Obviously, buying and selling results in some investors doing better than the
market as a whole...and
some doing worse. But what does it do to the whole group of investors? What
does it do the sum, said
to be greater than zero, which elevates investing above, say, shooting craps
as a means of increasing
one's net worth? The financial industry is expensive. It is not for nothing
that houses in the
Hamptons have soared in price...and the yacht industry is in the middle of a
huge boom.

Buffett examines the cost of the financial industry. The "friction costs," he
says, "are for a wide
range of items. There's the market maker's spread, and commissions, and sales
loads, and 12b-1 fees,
and wrap fees, and even subscriptions to financial publications [an
insignificant item in the grand
scheme of things...and well worth the money, of course]. And don't brush off
these expenses as
irrelevancies..."

Readers may point out that competition in the financial industry is driving
down transaction costs.
American Express is taking the lead, offering Free Trades. But there is small
print...you have to
keep an account balance of at least $100,000. Customers with less than
$100,000 but more than $25,000
are allowed to buy stocks without paying a commission...but selling it
requires payment of $14.95.
E*Trade is paying customers to set up an account. Ameritrade is offering a
free trip to Hawaii or
London.

But it still costs the brokerage houses between $8 and $25 to execute a stock
transaction. And
they've got to make money somehow...even in a post-capitalist world. "How do
they charge thee," asks
Buffett, "let me count the ways. Start with transaction costs, including
commissions, the market
maker's take and the spread on underwritten offerings."

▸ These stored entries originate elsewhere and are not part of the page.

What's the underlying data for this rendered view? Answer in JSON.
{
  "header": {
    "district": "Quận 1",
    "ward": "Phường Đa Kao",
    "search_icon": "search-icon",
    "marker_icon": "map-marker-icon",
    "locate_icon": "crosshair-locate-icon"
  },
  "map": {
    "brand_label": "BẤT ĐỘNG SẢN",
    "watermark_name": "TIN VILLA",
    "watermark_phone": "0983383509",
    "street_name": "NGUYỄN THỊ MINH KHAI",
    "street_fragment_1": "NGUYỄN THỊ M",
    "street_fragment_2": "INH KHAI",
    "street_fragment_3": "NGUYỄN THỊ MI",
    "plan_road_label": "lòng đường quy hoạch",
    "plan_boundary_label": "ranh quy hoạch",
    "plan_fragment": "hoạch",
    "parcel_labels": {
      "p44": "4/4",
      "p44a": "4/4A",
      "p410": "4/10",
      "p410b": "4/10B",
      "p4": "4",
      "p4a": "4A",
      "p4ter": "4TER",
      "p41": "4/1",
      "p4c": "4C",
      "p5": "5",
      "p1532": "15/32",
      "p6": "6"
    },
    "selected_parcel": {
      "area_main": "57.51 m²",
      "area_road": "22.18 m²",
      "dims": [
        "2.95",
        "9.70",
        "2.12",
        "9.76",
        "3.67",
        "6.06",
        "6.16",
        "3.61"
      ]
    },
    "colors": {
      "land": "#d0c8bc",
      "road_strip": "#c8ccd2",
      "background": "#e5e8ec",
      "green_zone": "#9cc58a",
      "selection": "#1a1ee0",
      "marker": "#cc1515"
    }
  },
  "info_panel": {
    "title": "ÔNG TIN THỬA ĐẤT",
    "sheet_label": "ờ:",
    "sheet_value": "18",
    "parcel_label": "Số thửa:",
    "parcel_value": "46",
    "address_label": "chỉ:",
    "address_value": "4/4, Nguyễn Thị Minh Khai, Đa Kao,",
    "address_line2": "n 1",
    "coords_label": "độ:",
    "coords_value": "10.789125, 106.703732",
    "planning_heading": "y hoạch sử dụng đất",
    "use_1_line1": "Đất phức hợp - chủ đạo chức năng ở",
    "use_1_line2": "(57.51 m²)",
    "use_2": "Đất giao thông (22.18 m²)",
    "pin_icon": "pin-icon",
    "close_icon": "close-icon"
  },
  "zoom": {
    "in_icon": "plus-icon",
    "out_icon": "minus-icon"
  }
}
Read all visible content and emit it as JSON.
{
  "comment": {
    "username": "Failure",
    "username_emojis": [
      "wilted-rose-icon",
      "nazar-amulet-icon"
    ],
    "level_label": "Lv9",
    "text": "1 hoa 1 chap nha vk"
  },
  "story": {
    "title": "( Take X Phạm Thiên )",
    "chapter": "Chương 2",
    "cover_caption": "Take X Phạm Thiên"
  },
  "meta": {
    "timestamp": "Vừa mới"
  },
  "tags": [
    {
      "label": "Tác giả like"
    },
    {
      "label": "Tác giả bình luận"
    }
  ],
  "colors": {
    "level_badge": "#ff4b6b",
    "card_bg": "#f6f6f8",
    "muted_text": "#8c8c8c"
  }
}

How much do all these expenses add up to? Buffett believes investors pay
"well over $100 billion a
year...say $130 billion...to move around those [stocks] or buy advice about
whether they should!"

Meanwhile, extrapolating from Buffett's figures, investors have only about
$450 billion of earnings
to begin with. Subtract the brokers' yachts and limousines, and you're taking
off more than a quarter
of the potential gain. The sum gets a little closer to zero. Take out 2% for
the inflation rate, and
investors can reasonably expect less than 3% of real gain, net of "friction"
expenses.
You're not likely to earn 22%...or even 16%...

..but, as Hemingway put it, isn't it pretty to think so?
Regards from your faithful correspondent in Paris...where I will raise a
glass at one of Papa's
favorite cafes, the nearby Les Deux Maggots, in his memory.